Image: The Everett Collection
Every once in a while, the perfect actress comes along for the right part, and TV history is made. That's how we always think of Valerie Harper, who was cast as Rhoda Morgenstern on The Mary Tyler Moore Show when she was relatively unknown as an actress. She made the part her own, changing what was originally written to be an adversary into Mary Richards' closest confidante. She was rewarded by lines Moore tossed her way that helped immortalize the snarky humor — and led to the much-loved spin-off Rhoda.
Before Harper became Rhoda, she was a studied dancer, and her storied path to stardom starts in Radio City Music Hall, where she landed her first paying job as a replacement dancer in the Corps de Ballet.
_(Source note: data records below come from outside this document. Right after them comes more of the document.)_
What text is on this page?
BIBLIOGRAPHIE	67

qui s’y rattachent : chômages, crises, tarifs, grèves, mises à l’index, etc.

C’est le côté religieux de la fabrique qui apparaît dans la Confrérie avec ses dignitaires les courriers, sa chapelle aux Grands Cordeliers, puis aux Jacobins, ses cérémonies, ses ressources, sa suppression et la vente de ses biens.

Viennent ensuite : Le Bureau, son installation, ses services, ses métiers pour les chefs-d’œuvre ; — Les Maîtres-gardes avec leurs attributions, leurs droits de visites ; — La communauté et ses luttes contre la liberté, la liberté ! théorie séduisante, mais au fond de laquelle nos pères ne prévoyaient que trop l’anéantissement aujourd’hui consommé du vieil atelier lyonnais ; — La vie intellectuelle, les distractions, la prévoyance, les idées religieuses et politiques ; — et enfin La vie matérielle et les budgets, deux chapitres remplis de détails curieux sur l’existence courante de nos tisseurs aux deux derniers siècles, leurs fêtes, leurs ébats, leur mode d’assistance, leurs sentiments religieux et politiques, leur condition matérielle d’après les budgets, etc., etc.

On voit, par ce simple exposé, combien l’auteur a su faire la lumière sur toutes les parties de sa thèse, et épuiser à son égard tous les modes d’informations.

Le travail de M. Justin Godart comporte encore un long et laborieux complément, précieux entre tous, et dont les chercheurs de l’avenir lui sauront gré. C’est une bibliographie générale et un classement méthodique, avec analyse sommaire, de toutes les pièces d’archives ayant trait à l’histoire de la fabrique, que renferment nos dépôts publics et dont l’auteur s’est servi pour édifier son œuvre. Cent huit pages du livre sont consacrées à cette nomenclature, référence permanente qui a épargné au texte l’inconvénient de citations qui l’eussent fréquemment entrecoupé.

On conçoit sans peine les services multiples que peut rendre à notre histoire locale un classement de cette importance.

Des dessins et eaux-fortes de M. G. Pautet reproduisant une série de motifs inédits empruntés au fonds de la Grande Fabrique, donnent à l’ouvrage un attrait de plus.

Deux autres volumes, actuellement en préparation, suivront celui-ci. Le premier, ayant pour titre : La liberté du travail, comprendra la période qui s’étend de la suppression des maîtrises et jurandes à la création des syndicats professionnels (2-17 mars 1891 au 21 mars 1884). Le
She was just 16 years old. From there, her career shifted a few blocks west to Broadway, where she performed as a chorus girl, turning up in productions like Wildcat, starring Lucille Ball. Oh, to see those two legends together on the same stage!
Harper landed a bit role in the film Li'l Abner, a 1959 adaptation of the popular comic strip. But did not move to Hollywood until 1968. One of her earliest gigs out there was co-writing an episode of Love, America Style. It involved a gorilla.
A talent scout for The Mary Tyler Moore Show spotted Harper performing theater in 1970. It was a quick rise to television stardom from there. The wedding episode of Rhoda became the most-watched television episode of the 1970s until Roots surpassed it. A whopping 52 million Americans tuned in to see Rhoda wed Joe. Only Lucy Ricardo's pregnancy had pulled those kinds of numbers in the past.
In 1987, Harper returned to the sitcom world as the titular star of Valerie, a family series that cast Jason Bateman as her son. After two seasons, Lorimar Productions and NBC fired Harper from the series and replaced her with Sandy Duncan, eventually changing the show to The Hogan Family. Harper successfully sued Lorimar and NBC and was awarded $1.4 million, plus 12.5% of the show's profits.
Over the past three decades, Harper has steadily worked on screen and stage. The 2000 made-for-TV movie Mary and Rhoda reunited the old friends. She turned up on everything from That '70s Show to 2 Broke Girls, from Sex and the City to Hot in Cleveland. In the last couple of years, she voiced characters on The Simpsons and Family Guy.
Throughout it all, Harper engaged in activism and charity. She fought for equal pay and fed thousands in Los Angeles.
In 2009, Harper was diagnosed with cancer. She passed away on Friday, August 30, according to her family and KABC. She was 80.